Möglicherweise ist es Kriminellen gelungen den Private Key zur Erzeugung von QR-Codes in EU-Covid-Zertifikaten zu entwenden. Das zumindest befürchten Security-Experten von Kaspersky in einer Mitteilung. Sie verweisen auf den Screenshot eines Zertifikats mit einem funktionierenden QR-Code, ausgestellt auf "Adolf Hitler", der seine zweite Dosis Biontech demnach am 1. Oktober erhalten haben soll.
Der Schlüssel wird von allen EU-Staaten zur Ausgabe von Green-Pass-Zertifikaten benutzt, die den Zugang zu Flügen, Restaurants, Museen und vielem mehr ermöglichen. Der Leak wäre verheerend. Sämtliche Zertifikate, die mit dem Schlüssel erstellt worden sind, müssten ersetzt werden, ansonsten hätten die Kriminellen unbegrenzte Möglichkeiten, weitere Zertifikate auszugeben.
Berichtet hatte über das Problem zuerst der niederländische Nachrichtensender 'RTL', der auch Kontakt zu den Fälschern ausgenommen hat. Diese hätten für 300 Euro ein gültiges Zertifikat mit polnischer oder französischer Herkunft angeboten, die europaweit gültig sind. Bereits vor zwei Tagen hatte "Reversebrain", ein Pentester und Mitglied eines Incident Response Teams, auf Twitter auf den möglichen Leak hingewiesen. Am selben Tag schrieb ein User namens
Emanuele Laface auf Github von entsprechenden Zertifikaten, die in Telegram-Gruppen zirkulierten.
Dass der Schlüssel entwendet wurde, ist aber nur eine von mehreren Möglichkeiten: Die Kriminellen könnten auch mit Stellen zusammenspannen, die legitime Zertifikate ausgeben oder sie könnten deren System gehackt haben. Dies hält Denys Vitali, der bei Swisscom als Data, Analytics & AI Engineer arbeitet, für plausibler: Auch wenn ein Leak nicht ausgeschlossen sei, sei er eher unwahrscheinlich,
schreibt er auf Github. Der Grund: Regierungen nutzten höchstwahrscheinlich Hardware-Security-Module (HSM) zum Signieren, was den Schlüssel auch vor den Besitzern verberge. Zudem würden seine Recherchen in einem Internetforum, wo Screenshots vom Zertifikationsvorgang zu sehen seien, seine These stützen.

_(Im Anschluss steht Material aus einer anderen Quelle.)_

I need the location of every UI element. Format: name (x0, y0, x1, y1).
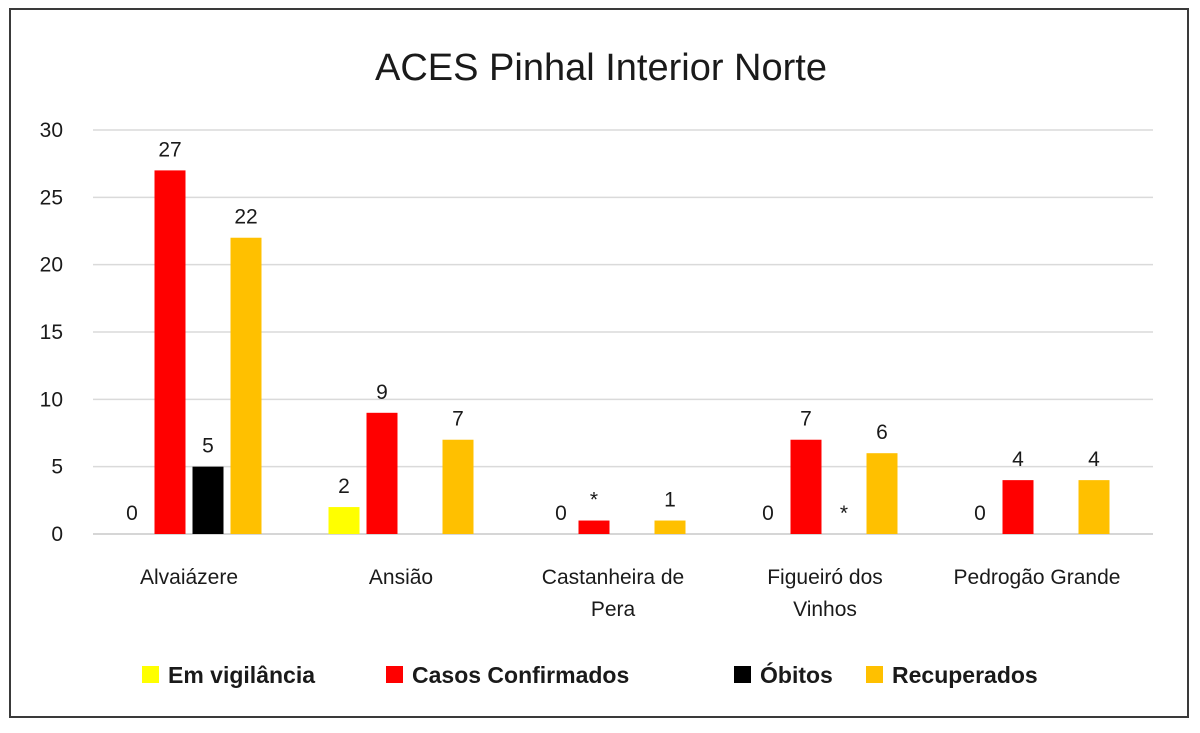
data-label: 1 (664, 489, 676, 512)
bar (192, 466, 224, 534)
data-label: * (840, 502, 848, 525)
data-label: 9 (376, 381, 388, 404)
category-label: Ansião (369, 566, 433, 589)
data-label: 0 (974, 502, 986, 525)
y-tick-label: 15 (40, 321, 63, 344)
bar (654, 520, 686, 534)
category-label: Figueiró dos Vinhos (767, 566, 883, 621)
y-axis-ticks: 0 5 10 15 20 25 30 (40, 119, 63, 546)
gridlines (93, 129, 1153, 535)
bar (790, 439, 822, 534)
legend-swatch (866, 666, 883, 683)
bar (328, 507, 360, 534)
bar-chart: ACES Pinhal Interior Norte 051015202530 … (40, 47, 1153, 688)
category-label-line: Pedrogão Grande (954, 566, 1121, 589)
category-label-line: Ansião (369, 566, 433, 589)
data-label: 0 (762, 502, 774, 525)
data-label: 4 (1012, 448, 1024, 471)
y-tick-label: 5 (51, 456, 63, 479)
chart-frame: ACES Pinhal Interior Norte 0 5 10 15 20 25 30 … (9, 8, 1189, 718)
legend-label: Recuperados (892, 662, 1038, 688)
category-labels: Alvaiázere Ansião Castanheira de Pera Figuei… (140, 566, 1121, 621)
legend-label: Em vigilância (168, 662, 315, 688)
data-label: 0 (555, 502, 567, 525)
data-label: 7 (452, 408, 464, 431)
y-tick-label: 20 (40, 254, 63, 277)
data-label: 7 (800, 408, 812, 431)
category-label-line: Vinhos (793, 598, 857, 621)
bar (1078, 480, 1110, 534)
legend-swatch (386, 666, 403, 683)
y-tick-label: 25 (40, 186, 63, 209)
y-tick-label: 30 (40, 119, 63, 142)
legend-label: Óbitos (760, 661, 833, 688)
bar (366, 412, 398, 534)
category-label: Castanheira de Pera (542, 566, 684, 621)
category-label-line: Figueiró dos (767, 566, 883, 589)
data-label: 4 (1088, 448, 1100, 471)
data-label: 27 (158, 138, 181, 161)
bar (866, 453, 898, 534)
bar (578, 520, 610, 534)
bar (442, 439, 474, 534)
y-tick-label: 0 (51, 523, 63, 546)
y-tick-label: 10 (40, 388, 63, 411)
category-label: Pedrogão Grande (954, 566, 1121, 589)
bar (230, 237, 262, 534)
category-label: Alvaiázere (140, 566, 238, 589)
data-label: 0 (126, 502, 138, 525)
legend: Em vigilância Casos Confirmados Óbitos Recu… (142, 661, 1038, 688)
category-label-line: Castanheira de (542, 566, 684, 589)
legend-label: Casos Confirmados (412, 662, 629, 688)
data-label: 6 (876, 421, 888, 444)
category-label-line: Pera (591, 598, 636, 621)
bar (1002, 480, 1034, 534)
category-label-line: Alvaiázere (140, 566, 238, 589)
bar (154, 170, 186, 534)
legend-swatch (734, 666, 751, 683)
data-label: 5 (202, 435, 214, 458)
legend-swatch (142, 666, 159, 683)
bars (154, 170, 1110, 534)
data-label: * (590, 489, 598, 512)
data-label: 22 (234, 206, 257, 229)
chart-title: ACES Pinhal Interior Norte (375, 47, 827, 89)
data-label: 2 (338, 475, 350, 498)
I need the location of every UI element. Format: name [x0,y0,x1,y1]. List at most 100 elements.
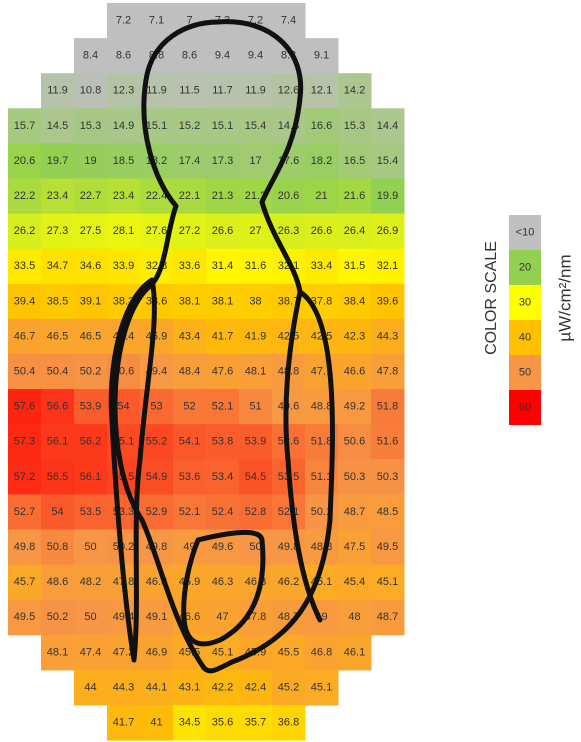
cell-label: 19.9 [377,190,398,202]
heatmap-cell [8,248,42,285]
cell-label: 9.4 [215,50,230,62]
heatmap-cell [107,73,141,109]
cell-label: 27 [249,225,261,237]
cell-label: 37.8 [311,295,332,307]
heatmap-cell [107,143,141,179]
heatmap-cell [239,705,273,741]
heatmap-cell [41,459,75,495]
heatmap-cell [8,459,42,495]
cell-label: 15.3 [344,120,365,132]
heatmap-cell [272,669,306,706]
heatmap-cell [8,564,42,601]
cell-label: 31.6 [245,260,266,272]
heatmap-cell [305,108,339,144]
cell-label: 48.7 [344,506,365,518]
heatmap-cell [140,669,174,706]
heatmap-cell [371,143,405,179]
heatmap-cell [206,178,240,215]
heatmap-cell [305,143,339,179]
cell-label: 22.7 [80,190,101,202]
heatmap-cell [206,459,240,495]
cell-label: 17.3 [212,155,233,167]
cell-label: 49.5 [377,541,398,553]
cell-label: 45.9 [179,576,200,588]
heatmap-cell [206,143,240,179]
heatmap-cell [107,669,141,706]
cell-label: 15.4 [377,155,398,167]
cell-label: 18.5 [113,155,134,167]
cell-label: 22.4 [146,190,167,202]
heatmap-cell [239,38,273,74]
cell-label: 10.8 [80,85,101,97]
heatmap-cell [305,669,339,706]
legend-swatch [509,250,541,285]
unit-label: µW/cm²/nm [555,254,574,341]
cell-label: 41.7 [113,716,134,728]
cell-label: 20.6 [278,190,299,202]
cell-label: 27.5 [80,225,101,237]
cell-label: 52.8 [245,506,266,518]
cell-label: 14.9 [113,120,134,132]
heatmap-cell [239,459,273,495]
cell-label: 56.2 [80,436,101,448]
heatmap-cell [206,354,240,390]
cell-label: 51.1 [311,471,332,483]
heatmap-cell [206,424,240,460]
heatmap-cell [371,459,405,495]
cell-label: 38.1 [212,295,233,307]
heatmap-cell [173,143,207,179]
heatmap-cell [173,494,207,530]
cell-label: 56.6 [47,401,68,413]
heatmap-cell [338,354,372,390]
legend-label: 60 [519,401,531,413]
cell-label: 7.2 [116,14,131,26]
silhouette-legs [181,529,266,647]
cell-label: 50 [84,541,96,553]
cell-label: 47.6 [212,365,233,377]
cell-label: 8.6 [116,50,131,62]
heatmap-cell [8,108,42,144]
cell-label: 50.2 [47,611,68,623]
heatmap-cell [206,248,240,285]
heatmap-cell [338,529,372,566]
cell-label: 7 [186,14,192,26]
heatmap-cell [338,564,372,601]
cell-label: 14.4 [377,120,398,132]
heatmap-cell [338,213,372,250]
heatmap-cell [173,318,207,355]
heatmap-cell [338,424,372,460]
heatmap-cell [41,564,75,601]
heatmap-cell [74,38,108,74]
heatmap-cell [41,494,75,530]
cell-label: 23.4 [113,190,134,202]
heatmap-cell [107,178,141,215]
heatmap-cell [8,529,42,566]
cell-label: 22.1 [179,190,200,202]
cell-label: 11.7 [212,85,233,97]
cell-label: 23.4 [47,190,68,202]
cell-label: 47.8 [377,365,398,377]
cell-label: 53.4 [212,471,233,483]
cell-label: 32.1 [377,260,398,272]
cell-label: 44.1 [146,681,167,693]
heatmap-cell [173,283,207,320]
cell-label: 52.1 [179,506,200,518]
heatmap-cell [272,494,306,530]
legend-label: 40 [519,331,531,343]
heatmap-cell [74,599,108,636]
heatmap-cell [371,178,405,215]
heatmap-cell [41,529,75,566]
cell-label: 38 [249,295,261,307]
cell-label: 50.1 [311,506,332,518]
cell-label: 48.4 [179,365,200,377]
heatmap-cell [272,178,306,215]
cell-label: 16.6 [311,120,332,132]
cell-label: 33.4 [311,260,332,272]
cell-label: 52.4 [212,506,233,518]
heatmap-cell [206,38,240,74]
heatmap-cell [74,73,108,109]
cell-label: 9.4 [248,50,263,62]
cell-label: 26.6 [212,225,233,237]
cell-label: 56.1 [80,471,101,483]
cell-label: 56.1 [47,436,68,448]
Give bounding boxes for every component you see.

Wie auch immer die illegitimen Zertifikate erstellt worden sind: offenbar funktionieren sie und sind im Umlauf. Das kompromittiert das System. "Dies ist besorgniserregend, da es so unmöglich wird, zwischen legitimen Green Passes und solchen zu unterscheiden, die durch die geleakten Schlüssel generiert wurden. (…) Es ist zwar möglich, Zertifikatsschlüssel zu widerrufen, jedoch hat dies weitreichendere Konsequenzen für die Gesellschaft und die Sicherheit. Daher ist es wichtig, Monitoring- und Sicherheitsmassnahmen zu verbessern, um alle Infrastrukturgeräte vor externen Cyberangriffen zu schützen, Missbrauch zu verhindern und aufzudecken", kommentiert ein Kaspersky-Experte das Problem.
Dirk-Willem van Gulik, Gründer der Apache Software Foundation, erklärte im Github-Thread von Emanuele Laface, dass mindestens das französische Computer Emergency Response Team (CERT) informiert sei und an der Sache arbeite.